You need to agree to share your contact information to access this model

This repository is publicly accessible, but you have to accept the conditions to access its files and content.

Log in or Sign Up to review the conditions and access this model content.

Model Card for echo-Llama-3.1-8B-Instruct

This model performs Conditioned Comment Prediction (CCP), designed to act as a "silicon subject" for computational social science. It predicts how a specific social media user will respond to a given stimulus by utilizing both an explicit user profile and implicit behavioral history.

Model Details

Model Description

The model was fine-tuned using Supervised Fine-Tuning (SFT) to optimize its ability to generate high-fidelity, user-specific replies to online content. It isolates the capability of response generation, prioritizing operational validity over surface-level plausibility by benchmarking against authentic digital traces.

  • Developed by: Nils Schwager, Simon Münker, Alistair Plum, Achim Rettinger (Trier University, University of Luxembourg)
  • Funded by: EU's Horizon Europe Framework (HORIZON-CL2-2022-DEMOCRACY-01-07)
  • Model type: Autoregressive Large Language Model (Instruction-tuned)
  • Language(s) (NLP): English (en)
  • License: llama3.1
  • Finetuned from model: meta-llama/Llama-3.1-8B-Instruct

Model Sources

Uses

Direct Use

The model is built for computational social scientists and researchers modeling discourse dynamics and individual-level behavioral patterns. It is strictly optimized for predicting first-order text replies to textual stimuli (such as social media posts or news articles) given a specific user context.

Out-of-Scope Use

The model cannot process multi-modal inputs (e.g., URLs, images, GIFs) or simulate non-verbal interactions (e.g., liking behavior). It is not intended for generating coordinated inauthentic behavior, micro-targeted disinformation, or impersonating individuals for deceptive purposes.

Bias, Risks, and Limitations

  • Privacy: The training utilized authentic, public digital traces from real X (Twitter) users.
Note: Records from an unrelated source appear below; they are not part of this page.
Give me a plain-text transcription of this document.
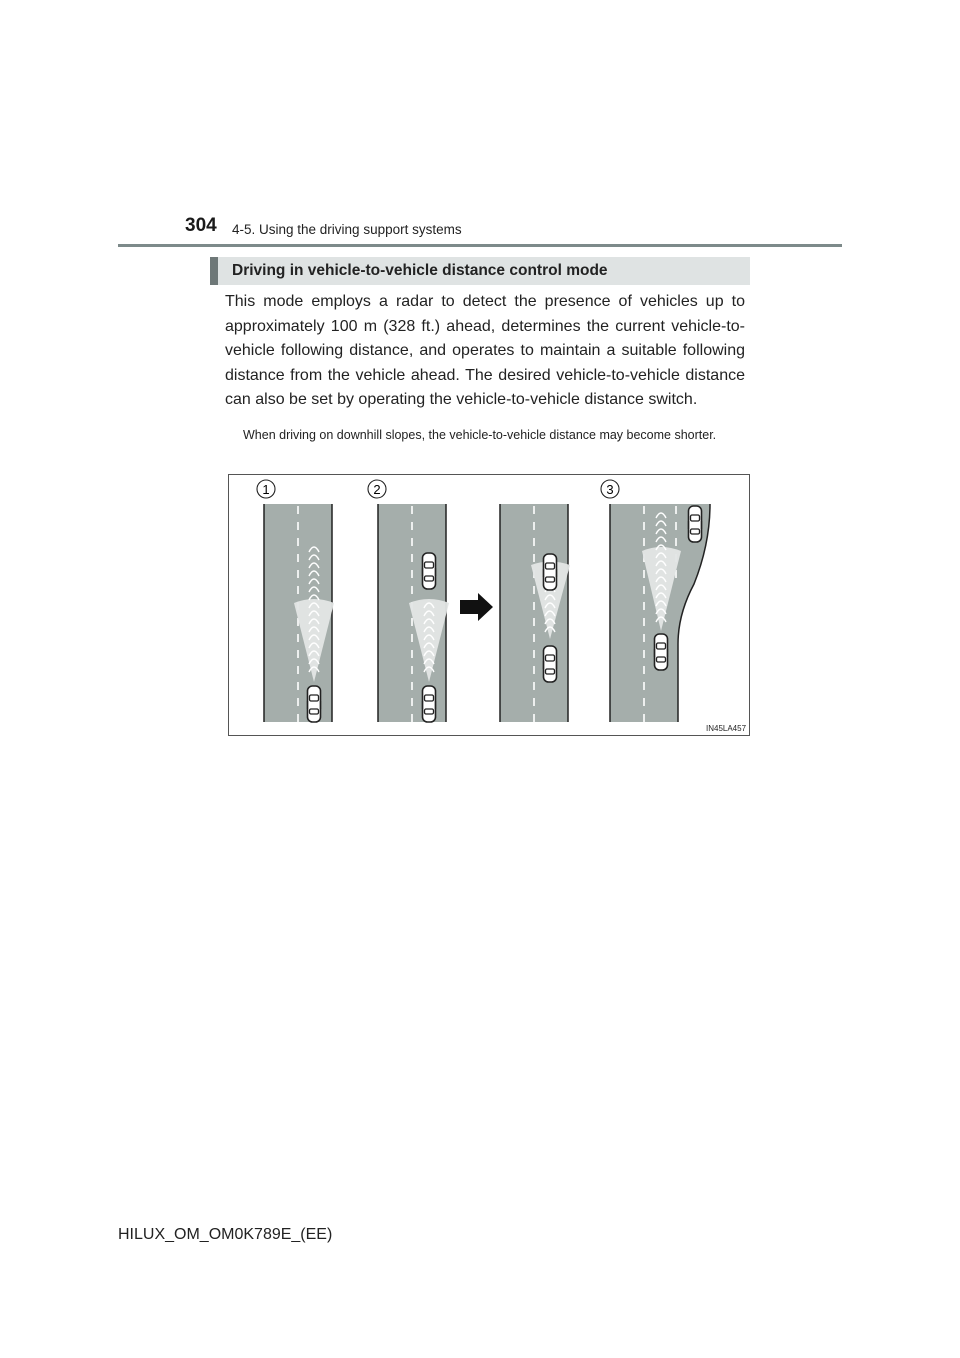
304 4-5. Using the driving support systems
Driving in vehicle-to-vehicle distance control mode
This mode employs a radar to detect the presence of vehicles up to approximately 100 m (328 ft.) ahead, determines the current vehicle-to-vehicle following distance, and operates to maintain a suitable following distance from the vehicle ahead. The desired vehicle-to-vehicle distance can also be set by operating the vehicle-to-vehicle distance switch.
When driving on downhill slopes, the vehicle-to-vehicle distance may become shorter.
1	2	3
IN45LA457
HILUX_OM_OM0K789E_(EE)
These individuals did not provide explicit informed consent for their communication patterns to be replicated by generative models.
  • Dual-Use Risks: The framework demonstrated here enables the generation of synthetic content that mimics individual communication patterns with measurable fidelity. Malicious actors could exploit this for sophisticated bot campaigns or targeted persuasion.
  • Semantic Boundaries: While SFT aligns the surface-level structure of the text output, the model's semantic grounding remains bounded by the representational capacity of the 8B parameter class.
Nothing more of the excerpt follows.